Multiple engines per page
WrenEngine.init() is safe to call more than once — each call returns an
independent engine with its own catalog. Useful for sandboxing per-tenant
data on the same page. The WASM module itself is shared via the standard
import cache, so only the first init pays the binary fetch.

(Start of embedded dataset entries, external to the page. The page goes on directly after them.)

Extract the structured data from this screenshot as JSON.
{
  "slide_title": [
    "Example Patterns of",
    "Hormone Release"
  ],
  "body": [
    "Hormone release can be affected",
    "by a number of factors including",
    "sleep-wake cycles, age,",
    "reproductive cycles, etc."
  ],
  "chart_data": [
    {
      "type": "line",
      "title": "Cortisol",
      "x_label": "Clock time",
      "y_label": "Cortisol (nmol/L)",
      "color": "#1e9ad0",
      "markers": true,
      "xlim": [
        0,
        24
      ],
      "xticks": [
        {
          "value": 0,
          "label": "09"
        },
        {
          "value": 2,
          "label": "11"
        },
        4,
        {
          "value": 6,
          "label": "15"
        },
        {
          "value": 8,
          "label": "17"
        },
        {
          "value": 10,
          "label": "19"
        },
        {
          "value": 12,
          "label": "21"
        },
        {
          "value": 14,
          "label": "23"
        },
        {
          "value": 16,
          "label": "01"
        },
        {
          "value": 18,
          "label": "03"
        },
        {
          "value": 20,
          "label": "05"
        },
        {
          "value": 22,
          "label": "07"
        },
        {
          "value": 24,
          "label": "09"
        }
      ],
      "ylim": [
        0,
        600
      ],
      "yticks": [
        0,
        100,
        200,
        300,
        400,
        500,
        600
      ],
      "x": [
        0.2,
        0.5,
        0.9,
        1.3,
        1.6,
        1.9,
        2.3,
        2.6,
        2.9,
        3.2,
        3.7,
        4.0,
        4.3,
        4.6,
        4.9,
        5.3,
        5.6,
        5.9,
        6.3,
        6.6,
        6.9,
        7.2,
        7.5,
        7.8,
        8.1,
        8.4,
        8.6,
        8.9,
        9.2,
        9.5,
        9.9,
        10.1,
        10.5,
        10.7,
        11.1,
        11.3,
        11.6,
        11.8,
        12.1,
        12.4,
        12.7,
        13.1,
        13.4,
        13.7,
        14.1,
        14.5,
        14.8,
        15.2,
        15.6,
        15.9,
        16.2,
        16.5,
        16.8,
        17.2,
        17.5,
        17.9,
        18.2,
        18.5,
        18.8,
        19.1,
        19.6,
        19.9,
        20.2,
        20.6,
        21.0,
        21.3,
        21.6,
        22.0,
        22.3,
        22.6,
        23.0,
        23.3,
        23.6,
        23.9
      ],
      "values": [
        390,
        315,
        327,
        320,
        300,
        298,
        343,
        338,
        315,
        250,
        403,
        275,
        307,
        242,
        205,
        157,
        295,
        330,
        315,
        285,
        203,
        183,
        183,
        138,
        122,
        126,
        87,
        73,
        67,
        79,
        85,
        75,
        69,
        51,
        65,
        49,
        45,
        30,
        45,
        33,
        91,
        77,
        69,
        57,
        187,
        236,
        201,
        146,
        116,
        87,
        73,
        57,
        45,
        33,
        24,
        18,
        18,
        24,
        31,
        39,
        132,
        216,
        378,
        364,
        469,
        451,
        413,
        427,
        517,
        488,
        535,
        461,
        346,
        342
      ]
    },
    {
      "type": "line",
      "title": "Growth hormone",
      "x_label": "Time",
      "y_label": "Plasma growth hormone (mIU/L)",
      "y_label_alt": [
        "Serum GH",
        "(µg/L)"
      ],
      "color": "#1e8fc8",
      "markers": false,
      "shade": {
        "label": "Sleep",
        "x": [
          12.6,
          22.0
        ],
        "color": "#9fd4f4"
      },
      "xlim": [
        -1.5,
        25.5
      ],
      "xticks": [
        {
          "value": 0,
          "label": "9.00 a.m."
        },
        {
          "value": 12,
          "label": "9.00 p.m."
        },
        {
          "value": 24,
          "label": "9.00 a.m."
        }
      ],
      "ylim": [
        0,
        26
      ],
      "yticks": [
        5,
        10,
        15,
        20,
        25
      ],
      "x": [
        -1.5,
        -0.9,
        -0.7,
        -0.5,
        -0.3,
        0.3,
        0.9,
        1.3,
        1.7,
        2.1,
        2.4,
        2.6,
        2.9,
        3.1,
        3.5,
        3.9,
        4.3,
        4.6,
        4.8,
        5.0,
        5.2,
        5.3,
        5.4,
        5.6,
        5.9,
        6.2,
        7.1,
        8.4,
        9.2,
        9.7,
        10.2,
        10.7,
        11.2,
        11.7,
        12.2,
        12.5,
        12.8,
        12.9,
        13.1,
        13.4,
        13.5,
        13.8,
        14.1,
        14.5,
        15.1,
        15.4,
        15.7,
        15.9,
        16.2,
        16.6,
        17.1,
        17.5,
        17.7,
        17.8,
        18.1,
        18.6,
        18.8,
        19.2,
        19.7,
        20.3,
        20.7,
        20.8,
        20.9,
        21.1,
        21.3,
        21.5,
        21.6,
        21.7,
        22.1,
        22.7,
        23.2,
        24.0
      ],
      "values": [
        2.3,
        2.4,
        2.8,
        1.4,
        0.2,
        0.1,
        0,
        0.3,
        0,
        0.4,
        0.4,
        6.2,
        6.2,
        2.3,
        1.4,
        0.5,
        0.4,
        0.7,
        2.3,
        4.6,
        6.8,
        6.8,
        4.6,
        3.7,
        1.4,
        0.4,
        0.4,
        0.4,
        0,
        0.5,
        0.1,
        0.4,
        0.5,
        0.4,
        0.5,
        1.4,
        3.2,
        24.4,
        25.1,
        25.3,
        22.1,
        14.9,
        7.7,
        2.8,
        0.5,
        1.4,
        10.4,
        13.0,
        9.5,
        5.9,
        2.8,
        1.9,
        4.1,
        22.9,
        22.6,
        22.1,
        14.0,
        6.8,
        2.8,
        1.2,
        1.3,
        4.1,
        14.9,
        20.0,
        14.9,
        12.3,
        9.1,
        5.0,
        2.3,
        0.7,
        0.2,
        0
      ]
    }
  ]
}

Cubes as the agent surface
For LLM-driven UIs, prefer cubeQuery over teaching the agent SQL:
- Call
listCubes()once afterloadMDLand inject the result into the system prompt as the agent's "menu" of available aggregations. - Have the agent emit a
CubeQueryInputJSON object — noGROUP BY/DATE_TRUNCknowledge required. cubeQuery()validates the request against the MDL before running, so typos (measures: ['revnu']) raise structured errors you can feed back to the LLM.
Examples
Runnable browser demos in examples/:
| Demo | Shows |
|---|---|
inline.html | registerJson + raw SQL |
url-mode.html | Remote Parquet via HTTP range |
csv-quickstart.html | Three registerCsv patterns (inferred / TSV / explicit schema) |
cube-quickstart.html | Minimal cubeQuery — three preset queries |
cube-explorer.html | Form-driven CubeQuery builder |
cd core/wren-core-wasm
just build-wasm-dev
just serve # http://localhost:8787
Troubleshooting
| Symptom | Cause | Fix |
|---|---|---|
Unresolved models: [foo] from loadMDL | Strict local mode but foo's physical table wasn't pre-registered | Call register* for every model before loadMDL, or switch to URL mode |
undefined is not an object (evaluating 'arg.length') | Calling the raw WASM API with the wrong arg count or type (e.g. passing a string where bytes are expected) | Use the TypeScript SDK overloads (engine.registerCsv(name, str)); the raw pkg/ API requires bytes + explicit options JSON |
Cube query for 'X' must include at least one measure… | Empty measures + dimensions + timeDimensions | A cube query must project something — add at least one field |
Unsupported CSV column type 'bogus' | Typo in explicit schema | See the type list under registerCsv for accepted names |
Page hangs on init() for >5s | Initial WASM fetch (~72 MB raw, ~15 MB gzip) | Add a loading indicator; consider self-hosting + caching the binary instead of CDN |
| jsDelivr returns 404 | jsDelivr's 50 MB per-file CDN limit blocks the binary | Use unpkg instead, or self-host |
Compatibility
@wrenai/wren-core-wasm | wren-core | Browser |
|---|---|---|
| 0.3.x | 0.5.x | Any with WASM + ES modules (Chrome 91+, Firefox 89+, Safari 15+) |
The package ships a single dist/ bundle (ES modules) plus the .wasm
binary. There is no UMD or CommonJS build.
Limitations
- ~72 MB WASM binary. Cold-load is 1–4 s on a fast connection; surface a loading state. Subsequent loads use the HTTP cache.
- In-memory tables only.
registerJson/registerCsvmaterialise the entire dataset as Arrow batches — practical ceiling is "as much as the browser tab can hold" (typically 100s of MB before pressure kicks in). - No streaming. Each
register*call buffers fully before becoming queryable. For very large remote files, use URL mode (DataFusion streams Parquet via range requests) instead. - Single-threaded. The DataFusion build is configured with
target_partitions = 1— no Web Worker pool. Long queries block the main thread; consider running the engine in a Worker if responsiveness matters. - Upstream DataFusion (not the Canner fork). WASM doesn't need the unparser fixes; the trade-off is that some advanced wren-core analyzer paths that depend on fork-only behaviour aren't exercised here.
- No memory module. Semantic-search memory (LanceDB) is a server-side
feature exposed by
wren-langchain/wren-pydantic— not available in the WASM SDK.